How to Choose the Right Messaging System for Your Organization
I will begin to explain what message queuing, and streaming is. Then look at some core and advanced capabilities required for modern data architecture.
Join the DZone community and get the full member experience.Join For Free
In terms of messaging technologies, we have dozens of popular options on the market, while each of them may only support certain use cases in the queuing and streaming space. Before I explain how to choose the right messaging system, I think it’s worth taking some time to explain message queuing and streaming first. With a basic understanding of these concepts, we will then look at some core and advanced capabilities required for a messaging system for a modern data architecture. After that, I will give a high-level overview of Apache Pulsar, a cloud-native messaging and streaming platform, and explain what makes Pulsar suitable for some common messaging scenarios.

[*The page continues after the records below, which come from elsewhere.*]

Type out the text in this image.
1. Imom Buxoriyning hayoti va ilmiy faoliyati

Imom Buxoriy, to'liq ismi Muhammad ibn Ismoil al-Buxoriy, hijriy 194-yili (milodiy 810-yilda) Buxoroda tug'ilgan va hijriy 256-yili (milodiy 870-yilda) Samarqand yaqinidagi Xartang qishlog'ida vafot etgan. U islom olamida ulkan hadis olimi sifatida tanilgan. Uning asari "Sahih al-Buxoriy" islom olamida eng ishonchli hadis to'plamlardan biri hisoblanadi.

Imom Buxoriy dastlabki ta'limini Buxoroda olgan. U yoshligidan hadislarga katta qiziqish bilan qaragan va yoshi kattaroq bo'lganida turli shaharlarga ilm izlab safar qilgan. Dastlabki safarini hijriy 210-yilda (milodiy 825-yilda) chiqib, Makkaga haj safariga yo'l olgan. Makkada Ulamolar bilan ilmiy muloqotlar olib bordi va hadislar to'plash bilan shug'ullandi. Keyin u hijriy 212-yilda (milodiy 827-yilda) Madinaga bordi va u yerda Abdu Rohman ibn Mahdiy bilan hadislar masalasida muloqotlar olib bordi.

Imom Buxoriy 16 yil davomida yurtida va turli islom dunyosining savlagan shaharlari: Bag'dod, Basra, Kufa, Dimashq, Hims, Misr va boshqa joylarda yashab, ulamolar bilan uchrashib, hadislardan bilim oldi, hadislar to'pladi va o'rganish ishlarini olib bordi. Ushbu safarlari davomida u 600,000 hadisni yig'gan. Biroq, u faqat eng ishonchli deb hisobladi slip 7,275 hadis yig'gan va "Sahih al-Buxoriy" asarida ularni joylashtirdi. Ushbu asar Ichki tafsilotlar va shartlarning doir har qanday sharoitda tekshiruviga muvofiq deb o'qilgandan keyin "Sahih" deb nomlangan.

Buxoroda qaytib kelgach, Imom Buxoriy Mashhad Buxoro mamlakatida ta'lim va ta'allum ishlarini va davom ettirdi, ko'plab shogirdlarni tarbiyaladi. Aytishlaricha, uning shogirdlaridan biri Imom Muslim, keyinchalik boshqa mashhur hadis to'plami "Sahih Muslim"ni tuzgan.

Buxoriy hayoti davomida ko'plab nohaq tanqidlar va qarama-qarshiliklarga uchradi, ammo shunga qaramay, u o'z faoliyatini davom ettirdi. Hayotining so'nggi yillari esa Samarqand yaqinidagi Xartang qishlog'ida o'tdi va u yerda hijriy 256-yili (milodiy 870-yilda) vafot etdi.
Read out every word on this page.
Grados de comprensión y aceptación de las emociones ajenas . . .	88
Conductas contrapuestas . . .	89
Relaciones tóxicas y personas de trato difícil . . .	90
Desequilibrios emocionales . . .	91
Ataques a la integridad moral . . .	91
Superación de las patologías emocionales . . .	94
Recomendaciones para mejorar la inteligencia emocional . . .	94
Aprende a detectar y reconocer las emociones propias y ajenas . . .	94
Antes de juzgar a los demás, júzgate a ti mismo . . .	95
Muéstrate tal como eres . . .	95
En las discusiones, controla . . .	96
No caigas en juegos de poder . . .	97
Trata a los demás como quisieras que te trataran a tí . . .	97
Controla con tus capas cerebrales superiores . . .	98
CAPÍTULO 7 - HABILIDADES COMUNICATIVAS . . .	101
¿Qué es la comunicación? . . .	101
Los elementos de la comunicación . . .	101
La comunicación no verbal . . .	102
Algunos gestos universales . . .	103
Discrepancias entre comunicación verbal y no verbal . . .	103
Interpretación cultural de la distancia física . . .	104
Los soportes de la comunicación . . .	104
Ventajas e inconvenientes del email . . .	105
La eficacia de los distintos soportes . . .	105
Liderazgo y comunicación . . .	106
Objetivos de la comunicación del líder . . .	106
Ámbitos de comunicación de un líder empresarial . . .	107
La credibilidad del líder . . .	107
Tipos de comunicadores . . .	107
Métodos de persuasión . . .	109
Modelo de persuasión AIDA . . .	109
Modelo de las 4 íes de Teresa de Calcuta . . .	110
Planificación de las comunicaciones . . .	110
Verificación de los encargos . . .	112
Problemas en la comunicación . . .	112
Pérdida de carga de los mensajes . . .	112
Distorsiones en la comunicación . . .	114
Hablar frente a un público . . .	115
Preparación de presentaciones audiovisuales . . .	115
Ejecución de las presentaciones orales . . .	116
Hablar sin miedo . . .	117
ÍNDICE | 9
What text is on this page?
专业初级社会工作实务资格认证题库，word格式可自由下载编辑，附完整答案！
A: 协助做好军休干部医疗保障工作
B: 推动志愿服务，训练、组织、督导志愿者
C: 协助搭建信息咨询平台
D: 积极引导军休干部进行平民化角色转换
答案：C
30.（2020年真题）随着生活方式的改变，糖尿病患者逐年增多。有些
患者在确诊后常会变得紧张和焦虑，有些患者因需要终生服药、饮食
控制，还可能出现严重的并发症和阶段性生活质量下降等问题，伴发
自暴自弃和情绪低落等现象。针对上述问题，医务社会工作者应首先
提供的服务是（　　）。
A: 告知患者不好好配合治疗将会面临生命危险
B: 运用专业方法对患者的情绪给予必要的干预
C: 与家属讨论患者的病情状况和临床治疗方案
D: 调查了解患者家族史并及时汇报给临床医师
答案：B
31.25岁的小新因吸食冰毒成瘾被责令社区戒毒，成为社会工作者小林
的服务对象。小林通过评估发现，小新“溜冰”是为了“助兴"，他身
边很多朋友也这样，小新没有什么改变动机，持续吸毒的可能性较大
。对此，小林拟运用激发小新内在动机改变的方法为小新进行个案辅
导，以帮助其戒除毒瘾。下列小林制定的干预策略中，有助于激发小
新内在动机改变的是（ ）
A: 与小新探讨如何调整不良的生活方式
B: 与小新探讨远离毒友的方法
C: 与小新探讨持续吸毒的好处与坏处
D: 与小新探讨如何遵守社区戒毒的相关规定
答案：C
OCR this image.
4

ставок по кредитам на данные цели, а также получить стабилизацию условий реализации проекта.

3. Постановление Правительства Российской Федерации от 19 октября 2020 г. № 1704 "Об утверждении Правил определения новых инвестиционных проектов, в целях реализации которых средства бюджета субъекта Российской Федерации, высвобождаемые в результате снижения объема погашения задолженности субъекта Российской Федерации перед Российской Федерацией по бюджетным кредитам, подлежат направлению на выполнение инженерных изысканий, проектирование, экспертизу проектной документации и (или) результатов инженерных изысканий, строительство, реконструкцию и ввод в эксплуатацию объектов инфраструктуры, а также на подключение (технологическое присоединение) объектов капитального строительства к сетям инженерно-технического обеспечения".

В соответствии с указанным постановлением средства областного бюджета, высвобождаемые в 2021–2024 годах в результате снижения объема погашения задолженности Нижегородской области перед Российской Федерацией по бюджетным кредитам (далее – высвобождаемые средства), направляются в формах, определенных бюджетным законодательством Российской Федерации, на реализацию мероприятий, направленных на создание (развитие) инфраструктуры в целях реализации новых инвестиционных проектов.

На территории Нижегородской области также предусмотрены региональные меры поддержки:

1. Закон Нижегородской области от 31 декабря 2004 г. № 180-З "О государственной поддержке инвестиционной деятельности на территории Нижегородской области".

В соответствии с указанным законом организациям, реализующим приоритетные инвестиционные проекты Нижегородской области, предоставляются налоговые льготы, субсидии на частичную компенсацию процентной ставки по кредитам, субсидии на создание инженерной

A message queue (also known as a queue) is used to store messages with a first-in-first-out (FIFO) data structure. Messages stay on a queue until they are consumed by other applications or systems. Many programming languages have built-in message queues as data pipelines between tasks for asynchronous decouplings, such as
java.util.Queue in Java.
Let’s see a real-world example to understand how a message queue works. Chris made a deal with John that he would buy John’s laptop. Instead of giving him the laptop in person, John chose to use a delivery service. After John gave the packed laptop to the delivery company, it shipped the package to the warehouse closest to Chris. After the package arrived, the company notified Chris that he could come to pick up the package at any time. Alternatively, John could give Chris the laptop directly while they must first decide the time and place to meet.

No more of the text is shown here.